The prime minister referred to a famous interview of Kirk by British broadcaster David Frost, when he spoke about a woman who wrote to say thank-you for being able to afford a new pair of shoes.
Ardern drew parallels with the response to Labour’s families package, which boosted incomes for low to middle-income families through a mix of extra working for families payments, a boost to the accommodation supplement and best start payments for newborns.
She read out a letter from a mum who said it allowed her to work one less cleaning job and spend more time with her children.
Another wrote that she had been able to buy warm sheets and new socks for her children.
But it was the fact that people were going without these things that stood out for her the most, Ardern said.
It showed that more needed to be done.
“Kids should be warm at night. A mum shouldn’t have to work multiple jobs to get by. There are still huge systemic problems that we all know we need to address.”

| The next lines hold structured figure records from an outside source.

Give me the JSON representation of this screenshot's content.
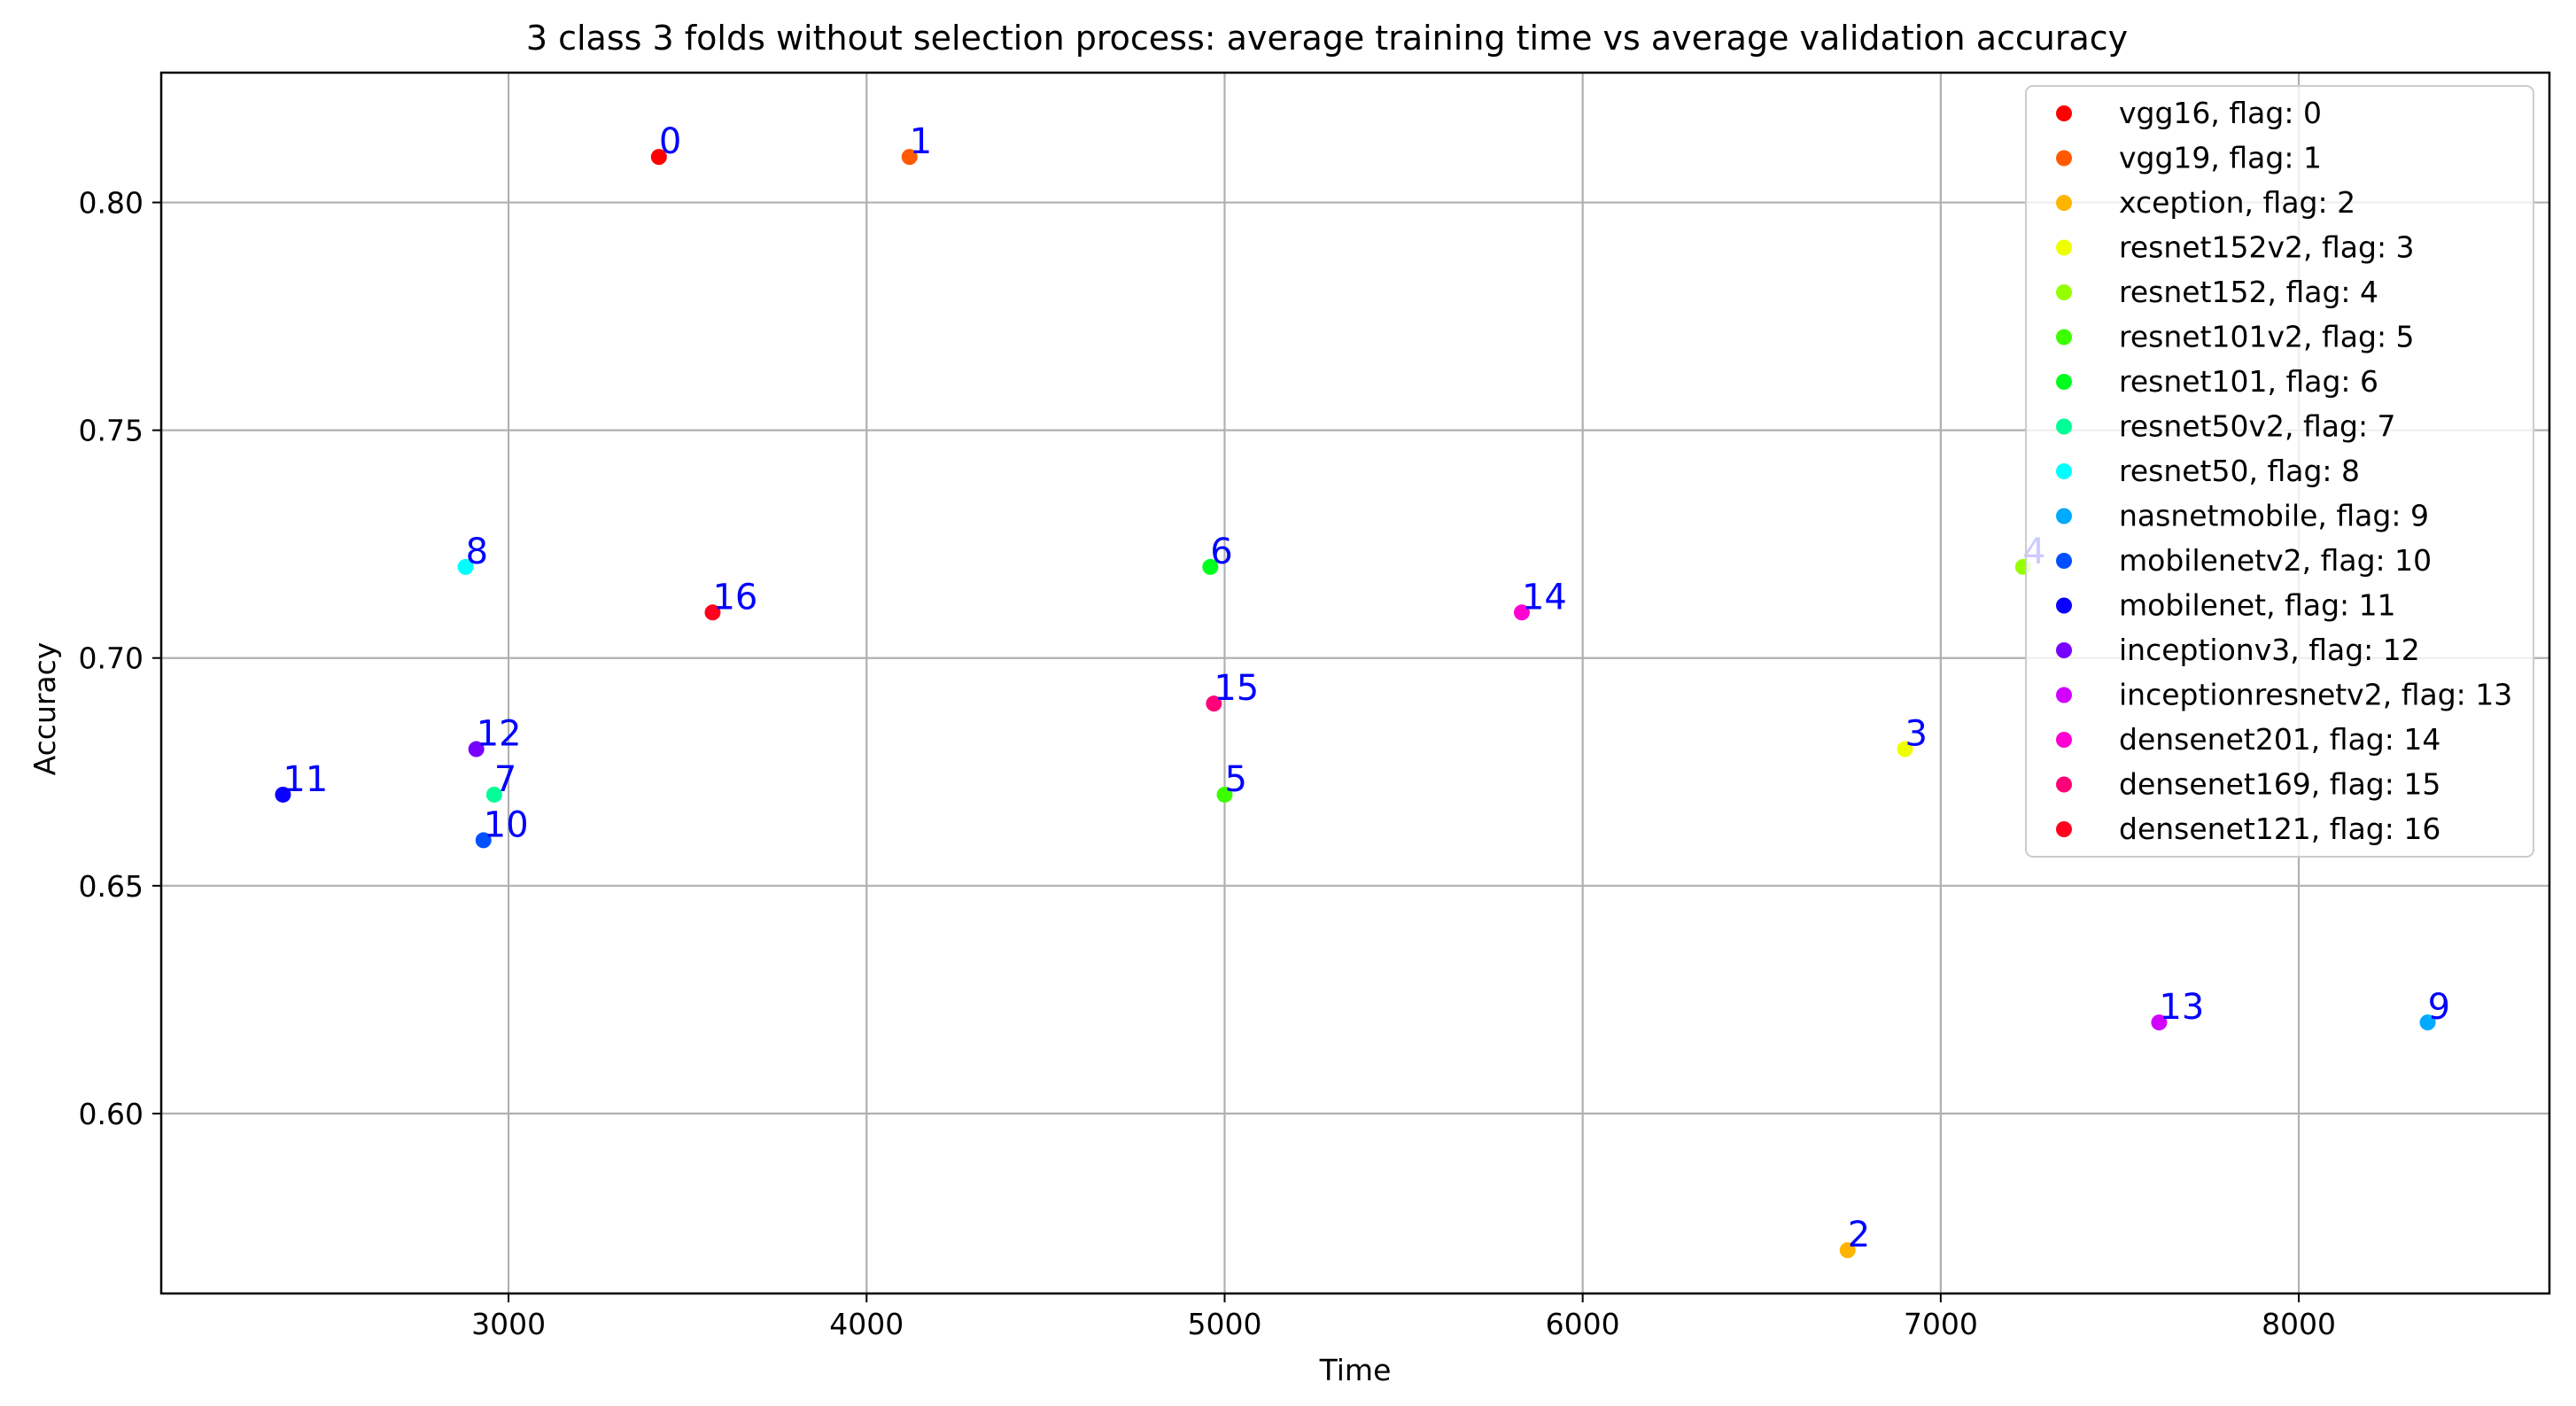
{
  "chart_data": {
    "type": "scatter",
    "title": "3 class 3 folds without selection process: average training time vs average validation accuracy",
    "xlabel": "Time",
    "ylabel": "Accuracy",
    "xlim": [
      2030,
      8700
    ],
    "ylim": [
      0.5605,
      0.8285
    ],
    "xticks": [
      3000,
      4000,
      5000,
      6000,
      7000,
      8000
    ],
    "yticks": [
      0.6,
      0.65,
      0.7,
      0.75,
      0.8
    ],
    "grid": true,
    "legend_position": "top-right",
    "point_label_color": "#0000ff",
    "series": [
      {
        "name": "vgg16, flag: 0",
        "label": "0",
        "x": 3420,
        "y": 0.81,
        "color": "#ff0000"
      },
      {
        "name": "vgg19, flag: 1",
        "label": "1",
        "x": 4120,
        "y": 0.81,
        "color": "#ff5a00"
      },
      {
        "name": "xception, flag: 2",
        "label": "2",
        "x": 6740,
        "y": 0.57,
        "color": "#ffb400"
      },
      {
        "name": "resnet152v2, flag: 3",
        "label": "3",
        "x": 6900,
        "y": 0.68,
        "color": "#f0ff00"
      },
      {
        "name": "resnet152, flag: 4",
        "label": "4",
        "x": 7230,
        "y": 0.72,
        "color": "#96ff00"
      },
      {
        "name": "resnet101v2, flag: 5",
        "label": "5",
        "x": 5000,
        "y": 0.67,
        "color": "#3cff00"
      },
      {
        "name": "resnet101, flag: 6",
        "label": "6",
        "x": 4960,
        "y": 0.72,
        "color": "#00ff1e"
      },
      {
        "name": "resnet50v2, flag: 7",
        "label": "7",
        "x": 2960,
        "y": 0.67,
        "color": "#00ff96"
      },
      {
        "name": "resnet50, flag: 8",
        "label": "8",
        "x": 2880,
        "y": 0.72,
        "color": "#00ffff"
      },
      {
        "name": "nasnetmobile, flag: 9",
        "label": "9",
        "x": 8360,
        "y": 0.62,
        "color": "#00aaff"
      },
      {
        "name": "mobilenetv2, flag: 10",
        "label": "10",
        "x": 2930,
        "y": 0.66,
        "color": "#0050ff"
      },
      {
        "name": "mobilenet, flag: 11",
        "label": "11",
        "x": 2370,
        "y": 0.67,
        "color": "#0a00ff"
      },
      {
        "name": "inceptionv3, flag: 12",
        "label": "12",
        "x": 2910,
        "y": 0.68,
        "color": "#7800ff"
      },
      {
        "name": "inceptionresnetv2, flag: 13",
        "label": "13",
        "x": 7610,
        "y": 0.62,
        "color": "#d200ff"
      },
      {
        "name": "densenet201, flag: 14",
        "label": "14",
        "x": 5830,
        "y": 0.71,
        "color": "#ff00d2"
      },
      {
        "name": "densenet169, flag: 15",
        "label": "15",
        "x": 4970,
        "y": 0.69,
        "color": "#ff0078"
      },
      {
        "name": "densenet121, flag: 16",
        "label": "16",
        "x": 3570,
        "y": 0.71,
        "color": "#ff001e"
      }
    ]
  }
}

She singled out housing as one of the biggest issues in terms of increasing family incomes through reducing costs – and launched a staunch defence of her Government’s housing policy, including KiwiBuild, which has been under fire for locking out the lowest income earners.
Her Government would be measured by its success in fixing the housing crisis and she welcomed that, Ardren said.

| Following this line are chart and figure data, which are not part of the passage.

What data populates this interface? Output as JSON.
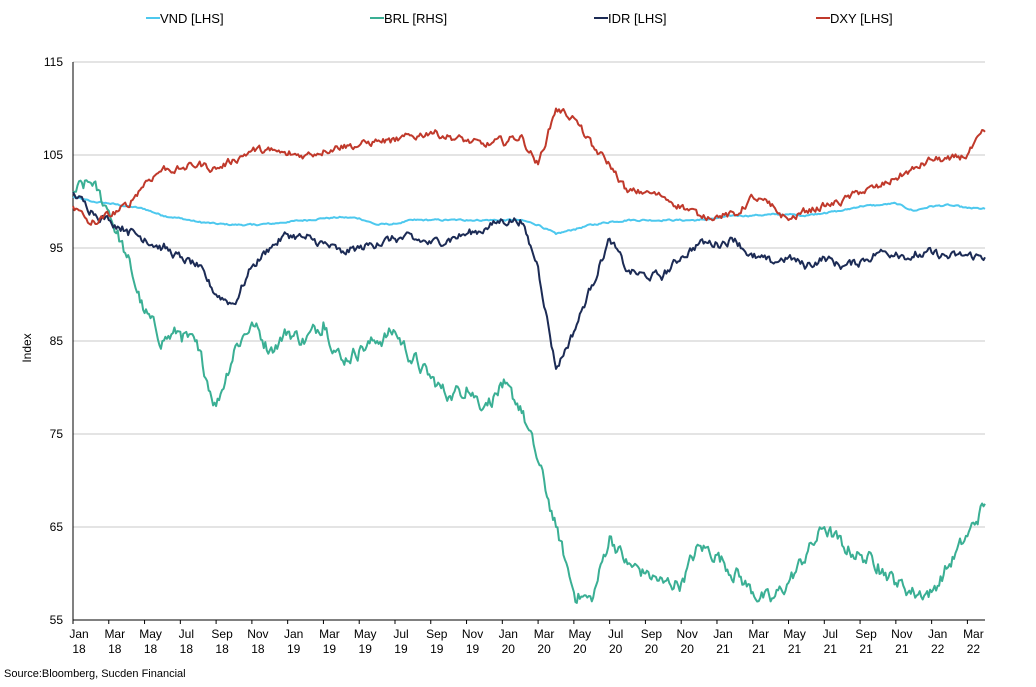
{
  "chart_data": {
    "type": "line",
    "title": "",
    "ylabel": "Index",
    "xlabel": "",
    "ylim": [
      55,
      115
    ],
    "yticks": [
      55,
      65,
      75,
      85,
      95,
      105,
      115
    ],
    "x_range": [
      "2018-01",
      "2022-03"
    ],
    "xtick_labels": [
      {
        "m": "Jan",
        "y": "18"
      },
      {
        "m": "Mar",
        "y": "18"
      },
      {
        "m": "May",
        "y": "18"
      },
      {
        "m": "Jul",
        "y": "18"
      },
      {
        "m": "Sep",
        "y": "18"
      },
      {
        "m": "Nov",
        "y": "18"
      },
      {
        "m": "Jan",
        "y": "19"
      },
      {
        "m": "Mar",
        "y": "19"
      },
      {
        "m": "May",
        "y": "19"
      },
      {
        "m": "Jul",
        "y": "19"
      },
      {
        "m": "Sep",
        "y": "19"
      },
      {
        "m": "Nov",
        "y": "19"
      },
      {
        "m": "Jan",
        "y": "20"
      },
      {
        "m": "Mar",
        "y": "20"
      },
      {
        "m": "May",
        "y": "20"
      },
      {
        "m": "Jul",
        "y": "20"
      },
      {
        "m": "Sep",
        "y": "20"
      },
      {
        "m": "Nov",
        "y": "20"
      },
      {
        "m": "Jan",
        "y": "21"
      },
      {
        "m": "Mar",
        "y": "21"
      },
      {
        "m": "May",
        "y": "21"
      },
      {
        "m": "Jul",
        "y": "21"
      },
      {
        "m": "Sep",
        "y": "21"
      },
      {
        "m": "Nov",
        "y": "21"
      },
      {
        "m": "Jan",
        "y": "22"
      },
      {
        "m": "Mar",
        "y": "22"
      }
    ],
    "grid": "horizontal",
    "legend_position": "top",
    "x": [
      "2018-01",
      "2018-02",
      "2018-03",
      "2018-04",
      "2018-05",
      "2018-06",
      "2018-07",
      "2018-08",
      "2018-09",
      "2018-10",
      "2018-11",
      "2018-12",
      "2019-01",
      "2019-02",
      "2019-03",
      "2019-04",
      "2019-05",
      "2019-06",
      "2019-07",
      "2019-08",
      "2019-09",
      "2019-10",
      "2019-11",
      "2019-12",
      "2020-01",
      "2020-02",
      "2020-03",
      "2020-04",
      "2020-05",
      "2020-06",
      "2020-07",
      "2020-08",
      "2020-09",
      "2020-10",
      "2020-11",
      "2020-12",
      "2021-01",
      "2021-02",
      "2021-03",
      "2021-04",
      "2021-05",
      "2021-06",
      "2021-07",
      "2021-08",
      "2021-09",
      "2021-10",
      "2021-11",
      "2021-12",
      "2022-01",
      "2022-02",
      "2022-03",
      "2022-03-31"
    ],
    "series": [
      {
        "name": "VND [LHS]",
        "color": "#4dc8ee",
        "values": [
          100.5,
          100,
          99.8,
          99.5,
          99.2,
          98.5,
          98.2,
          97.8,
          97.6,
          97.5,
          97.5,
          97.6,
          97.8,
          98,
          98.2,
          98.3,
          98.2,
          97.5,
          97.6,
          98,
          98,
          98,
          98,
          98,
          98,
          98,
          97.5,
          96.5,
          97,
          97.5,
          97.8,
          98,
          98,
          98,
          98,
          98,
          98.2,
          98.5,
          98.5,
          98.6,
          98.6,
          98.5,
          98.8,
          99,
          99.5,
          99.6,
          99.8,
          99,
          99.5,
          99.6,
          99.3,
          99.2
        ]
      },
      {
        "name": "BRL [RHS]",
        "color": "#3aaf94",
        "values": [
          101,
          102,
          99,
          94,
          88,
          85,
          86,
          84,
          78,
          84,
          87,
          84,
          86,
          85,
          87,
          83,
          84,
          85,
          86,
          83,
          81,
          79,
          80,
          78,
          80,
          78,
          72,
          65,
          58,
          57,
          64,
          61,
          60,
          59,
          59,
          63,
          62,
          60,
          58,
          57,
          59,
          62,
          65,
          63,
          62,
          61,
          59,
          58,
          58,
          61,
          64,
          67.5
        ]
      },
      {
        "name": "IDR [LHS]",
        "color": "#1c2b55",
        "values": [
          101,
          99,
          98,
          97,
          96,
          95,
          94,
          93,
          90,
          89,
          93,
          95,
          96.5,
          96,
          95.5,
          94.5,
          95,
          95.5,
          96,
          96,
          95.5,
          96,
          96.5,
          97,
          98,
          98,
          93,
          82,
          86,
          91,
          96,
          92.5,
          92,
          92,
          94,
          95.5,
          95.5,
          96,
          94,
          93.5,
          94,
          93,
          94,
          93,
          93.5,
          94.5,
          94.5,
          94,
          94.5,
          94,
          94.2,
          94
        ]
      },
      {
        "name": "DXY [LHS]",
        "color": "#c0392b",
        "values": [
          99.5,
          97.5,
          98.5,
          99.5,
          102,
          103.5,
          103.5,
          104,
          103.5,
          104.5,
          105.5,
          105.5,
          105,
          105,
          105.5,
          106,
          106,
          106.5,
          106.5,
          107,
          107.5,
          107,
          106.5,
          106,
          106.5,
          107,
          104,
          110,
          109,
          106,
          104,
          101,
          101,
          100.5,
          99.5,
          98.5,
          98.5,
          98.5,
          100.5,
          99.5,
          98,
          99,
          99.5,
          100,
          101,
          101.5,
          102.5,
          103.5,
          104.5,
          104.5,
          105,
          107.5
        ]
      }
    ]
  },
  "source_text": "Source:Bloomberg, Sucden Financial"
}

“Already there are over 1200 more public housing tenancies than a year ago.
“In our last budget we funded 6400 more public homes and housing New Zealand are investing $4 billion to not only build this new stock, but to renovate existing state houses so they are warm and dry.”
Labour’s KiwiBuild programme, which aims to build 100,000 affordable homes over 10 years, would also have a significant impact, Ardern said.
“KiwiBuild will give thousands of young families who have been locked out of home ownership a chance to buy their own affordable home, not through a subsidy, but through the government using our scale and buying power to do what the market hasn’t.”
“It’s an example of the government seeing a problem, and fixing it. And that’s exactly what Michael Joseph Savage did.”
Ardern quoted from Savage, the father of the modern State housing system, on the day when state house tenants were moving into their new homes.
“We are trying to cater for everyone…we do not claim perfection, but we do claim a considerable advance on what has been done in the past.”
Her speech also addressed the critics who said “Labour in government wouldn’t be able to balance the books”..
Finance Minister Grant Robertson had proved them wrong, Ardern said.
“He has kept a firm grip on the country’s finances and he is focused on running surpluses which is a vital part of our plan.”